Author: Guido Rahr and anthippe Augerot

Contact: Wild Salmon Center, The Natural Capital Center, 721 NW 9th Avenue, Suite 300, Portland, OR 97209, 503-222-1805, grahr@www.wildsalmoncenter.org

Date: Presented at the 135th Annual American Fisheries Society Meeting, September 14, 2005

Abstract: We must collectively adopt a bold salmon protection and restoration policy if significant, sustainable runs of wild salmon are to exist from British Columbia southward in 2100 and beyond. Despite concerted conservation initiatives in the U.S. and Canada, we have failed to sustain healthy populations of wild salmon in the North Atlantic and more recently in the southern and central parts of the northern Pacific Rim. Under the Endangered Species Act-driven salmon recovery process, we focus salmon funding and technical resources toward salmon populations at the greatest risk of extinction (i.e., those that have the lowest probability of recovering).

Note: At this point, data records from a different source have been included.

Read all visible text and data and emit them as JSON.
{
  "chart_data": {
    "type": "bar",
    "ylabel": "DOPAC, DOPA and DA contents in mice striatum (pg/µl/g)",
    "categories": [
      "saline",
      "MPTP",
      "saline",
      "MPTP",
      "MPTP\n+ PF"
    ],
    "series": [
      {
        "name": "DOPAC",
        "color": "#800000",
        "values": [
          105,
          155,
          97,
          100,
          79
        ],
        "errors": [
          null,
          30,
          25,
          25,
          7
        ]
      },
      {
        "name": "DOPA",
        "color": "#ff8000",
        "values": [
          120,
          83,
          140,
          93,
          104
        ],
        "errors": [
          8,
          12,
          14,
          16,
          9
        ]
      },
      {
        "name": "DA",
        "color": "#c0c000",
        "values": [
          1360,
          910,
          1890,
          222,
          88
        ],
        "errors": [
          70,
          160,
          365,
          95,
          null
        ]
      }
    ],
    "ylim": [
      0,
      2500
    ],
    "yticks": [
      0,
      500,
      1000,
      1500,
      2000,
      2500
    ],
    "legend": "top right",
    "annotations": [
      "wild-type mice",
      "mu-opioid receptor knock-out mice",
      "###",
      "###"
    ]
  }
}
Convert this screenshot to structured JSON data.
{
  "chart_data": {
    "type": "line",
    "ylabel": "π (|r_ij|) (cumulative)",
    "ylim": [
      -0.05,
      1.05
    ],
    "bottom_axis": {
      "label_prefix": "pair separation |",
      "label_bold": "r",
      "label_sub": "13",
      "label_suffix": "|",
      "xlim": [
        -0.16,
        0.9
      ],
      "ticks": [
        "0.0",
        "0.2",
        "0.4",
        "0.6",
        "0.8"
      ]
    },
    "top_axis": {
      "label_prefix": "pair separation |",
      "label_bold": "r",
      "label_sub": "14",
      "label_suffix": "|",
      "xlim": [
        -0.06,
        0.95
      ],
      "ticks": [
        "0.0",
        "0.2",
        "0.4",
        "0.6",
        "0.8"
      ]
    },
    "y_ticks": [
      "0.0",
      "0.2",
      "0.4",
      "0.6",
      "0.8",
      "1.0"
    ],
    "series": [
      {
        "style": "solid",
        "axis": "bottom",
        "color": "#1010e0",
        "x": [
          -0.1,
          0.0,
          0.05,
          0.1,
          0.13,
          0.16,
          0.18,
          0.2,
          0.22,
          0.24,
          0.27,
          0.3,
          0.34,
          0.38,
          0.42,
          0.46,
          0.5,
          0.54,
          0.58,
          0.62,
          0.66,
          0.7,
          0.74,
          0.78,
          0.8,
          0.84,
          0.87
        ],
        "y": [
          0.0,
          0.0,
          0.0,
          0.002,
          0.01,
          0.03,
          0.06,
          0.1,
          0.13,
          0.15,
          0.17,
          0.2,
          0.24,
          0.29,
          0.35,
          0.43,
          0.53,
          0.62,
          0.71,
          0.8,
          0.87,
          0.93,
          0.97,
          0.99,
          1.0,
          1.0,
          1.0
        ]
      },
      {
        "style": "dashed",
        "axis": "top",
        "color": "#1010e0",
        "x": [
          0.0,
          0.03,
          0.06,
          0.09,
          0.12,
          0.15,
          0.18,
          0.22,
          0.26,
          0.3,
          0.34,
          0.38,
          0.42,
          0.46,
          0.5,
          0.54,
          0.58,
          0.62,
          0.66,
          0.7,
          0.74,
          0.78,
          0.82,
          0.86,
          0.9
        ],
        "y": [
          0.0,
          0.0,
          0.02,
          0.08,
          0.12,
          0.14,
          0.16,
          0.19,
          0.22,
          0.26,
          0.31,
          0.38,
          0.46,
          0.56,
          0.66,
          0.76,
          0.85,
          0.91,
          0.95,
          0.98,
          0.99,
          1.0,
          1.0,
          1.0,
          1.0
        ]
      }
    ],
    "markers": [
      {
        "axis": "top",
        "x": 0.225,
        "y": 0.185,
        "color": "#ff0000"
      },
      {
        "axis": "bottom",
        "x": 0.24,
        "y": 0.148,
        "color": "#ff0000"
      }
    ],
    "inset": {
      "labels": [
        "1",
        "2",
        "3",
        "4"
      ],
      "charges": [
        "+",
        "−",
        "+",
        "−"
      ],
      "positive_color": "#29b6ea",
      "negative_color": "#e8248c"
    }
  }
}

Unless we direct our recovery and restoration funding toward priority salmon ecosystems, there is a strong possibility that continued human population growth, increasing resource scarcity and our globally-oriented economic system will drive most western North American wild salmon populations toward extinction. We propose a salmon sanctuary strategy that will protect and restore selected centers of salmon productivity and diversity in river basins located in each ecological region of western North America. The salmon sanctuary concept is a precautionary approach that proactively focuses initiative and resources on the permanent protection of the salmon ecosystems with the highest functionality, biodiversity, and inherent productivity — the places and populations most likely to survive the threats they will face over the next 100 years.